John Strachan

 John Strachan, chef religieux, professeur (né à Aberdeen, en Écosse, le 12 avril 1778; mort à Toronto le 1er novembre 1867). Le révérend John Strachan fut aumônier de garnison à YORK durant la GUERRE DE 1812. Intelligent, courageux et rigide, il ne craint pas de tenir tête aux Américains et de négocier avec eux, inspiré par la réprobation qu'il éprouve à l'égard de leur comportement et de leurs actions après leur attaque contre York en 1813.

Strachan perd son père à l'âge de 14 ans. Il fait son entrée à l'Université d'Aberdeen à seulement 16 ans et parvient à aider sa mère dans le besoin en enseignant. Il se voit bientôt offrir de diriger une nouvelle académie dans le HAUT-CANADA, un poste qui promet d'être fort lucratif. Cependant, à son arrivée sur place, en 1799, il apprend que le projet ne verra pas le jour : Strachan se retrouve sans emploi dans un pays en devenir, avec à peine 20 shillings en poche.

Il en faut toutefois plus pour le décourager, et il s'établit rapidement à Kingston comme tuteur et éducateur. Constatant la pénurie de membres du clergé dans le Haut-Canada, Strachan décide de suivre les traces de son père et se joint à l'église épiscopale. Il est ordonné par le premier évêque de Québec en 1803, puis sert à Cornwall, où il établit une école primaire de grande renommée. Il obtient un doctorat en théologie en 1811, puis est affecté à la cure de York tout juste avant le début de la guerre.

Guerre de 1812

Quand éclate la guerre de 1812, Strachan devient un ardent défenseur de la cause britannique et prononce des discours populistes au sujet de la victoire hâtive de l'Angleterre à Détroit. Dans un sermon de novembre 1812, il louange les réguliers, mais plus spécialement la milice : « Et sûrement jamais aucun autre pays ne fut témoin de prestation plus éclatante que celle que notre milice a offerte ici, ni jamais de plus grande vaillance, de plus ferme résolution ni de conduite plus exemplaire; ils ont été à la hauteur des vétérans les plus chevronnés, et ont sauvé le pays par deux fois. » De telles exagérations contribuent largement à la naissance du mythe selon lequel c'est la milice du Canada, et non ses soldats professionnels rémunérés à fort prix, qui a gagné la guerre de 1812. Cette croyance qui se répand dans la population est fausse.
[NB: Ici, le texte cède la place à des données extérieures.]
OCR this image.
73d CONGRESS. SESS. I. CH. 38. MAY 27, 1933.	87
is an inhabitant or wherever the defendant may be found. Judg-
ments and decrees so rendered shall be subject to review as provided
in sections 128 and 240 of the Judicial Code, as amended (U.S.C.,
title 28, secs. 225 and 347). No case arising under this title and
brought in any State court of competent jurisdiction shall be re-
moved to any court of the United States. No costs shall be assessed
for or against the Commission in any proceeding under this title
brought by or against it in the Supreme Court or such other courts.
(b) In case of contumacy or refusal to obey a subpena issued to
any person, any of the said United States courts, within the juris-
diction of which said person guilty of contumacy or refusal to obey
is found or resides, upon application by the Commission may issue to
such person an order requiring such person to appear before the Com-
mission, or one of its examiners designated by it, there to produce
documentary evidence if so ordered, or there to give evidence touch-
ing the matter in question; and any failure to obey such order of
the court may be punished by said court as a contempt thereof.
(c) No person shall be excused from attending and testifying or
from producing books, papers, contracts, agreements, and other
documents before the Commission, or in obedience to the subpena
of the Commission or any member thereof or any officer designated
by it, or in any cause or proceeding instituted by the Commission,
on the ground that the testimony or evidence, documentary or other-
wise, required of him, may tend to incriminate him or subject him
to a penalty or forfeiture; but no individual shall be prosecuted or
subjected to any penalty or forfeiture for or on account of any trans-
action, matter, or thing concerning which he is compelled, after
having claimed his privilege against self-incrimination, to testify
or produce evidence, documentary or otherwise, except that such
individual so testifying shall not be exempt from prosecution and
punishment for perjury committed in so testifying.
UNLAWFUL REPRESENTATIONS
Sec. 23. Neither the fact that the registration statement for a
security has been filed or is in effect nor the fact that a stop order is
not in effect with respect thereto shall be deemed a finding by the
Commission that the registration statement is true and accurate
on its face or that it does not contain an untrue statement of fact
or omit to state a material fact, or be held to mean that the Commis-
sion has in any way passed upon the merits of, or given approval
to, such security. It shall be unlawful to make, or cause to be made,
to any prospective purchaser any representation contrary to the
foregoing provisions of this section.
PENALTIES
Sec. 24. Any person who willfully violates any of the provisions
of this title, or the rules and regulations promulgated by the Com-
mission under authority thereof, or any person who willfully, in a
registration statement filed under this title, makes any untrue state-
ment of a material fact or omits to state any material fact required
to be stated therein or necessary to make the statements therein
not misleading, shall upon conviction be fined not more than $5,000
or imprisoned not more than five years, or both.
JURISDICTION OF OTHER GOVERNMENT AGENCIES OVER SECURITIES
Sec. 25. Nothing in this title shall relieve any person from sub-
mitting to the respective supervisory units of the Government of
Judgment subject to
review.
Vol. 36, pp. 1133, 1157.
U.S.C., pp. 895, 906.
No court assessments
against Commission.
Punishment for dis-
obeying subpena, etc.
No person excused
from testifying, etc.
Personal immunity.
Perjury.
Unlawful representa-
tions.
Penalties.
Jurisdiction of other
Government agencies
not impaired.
Après l'invasion de sa ville par les Américains en avril 1813, le curé de York, qui éprouve de l'intérêt pour l'art de la guerre, se livre à une analyse de la situation et des forces en présence. Strachan conclut que le commandant local, le major général Roger Hale SHEAFFE, est autant responsable de ce fiasco que les Américains. Dans un rapport sur la bataille, Strachan et ses acolytes écrivent que le seul moyen de sauver le Haut-Canada est d'y accroître l'effectif militaire et de remplacer Sheaffe, puisqu'il « a totalement perdu la confiance des réguliers et de la milice [...] ».

La reddition de York

Strachan n'est pas uniquement un homme de mots, mais aussi un homme de conviction, de courage et d'action. Il participe activement aux discussions menant à la reddition finale de York, négociant directement avec les Américains bien que n'ayant aucun pouvoir diplomatique officiel. Lorsque les Américains retardent la reddition, Strachan accuse en face le commandant naval américain Isaac Chauncey de prendre son temps pour permettre le pillage, le saccage et la destruction. Strachan négociera un peu plus tard le retour du matériel volé.

Vie après la guerre

La guerre terminée, Strachan reprend son rôle de chef religieux de la ville et poursuit le développement des pratiques d'enseignement dans la province. Il devient le premier évêque de Toronto et est admis au Conseil exécutif du Haut Canada en 1813 en reconnaissance de son zèle et de ses précieux services vers la fin de la guerre. Dans ses commentaires sur la guerre, il louange le major général BROCK pour son intuition et son zèle et critique le gouverneur général George PREVOST pour son attitude défensive, particulièrement dans les derniers épisodes de la guerre. Quant à Strachan lui-même, les habitants du Haut-Canada trouvèrent en lui un chef solide et instruit dans un moment où ils en avaient grandement besoin, par conséquent, ils n'oublièrent jamais la façon dont Strachan s'est comporté durant la guerre.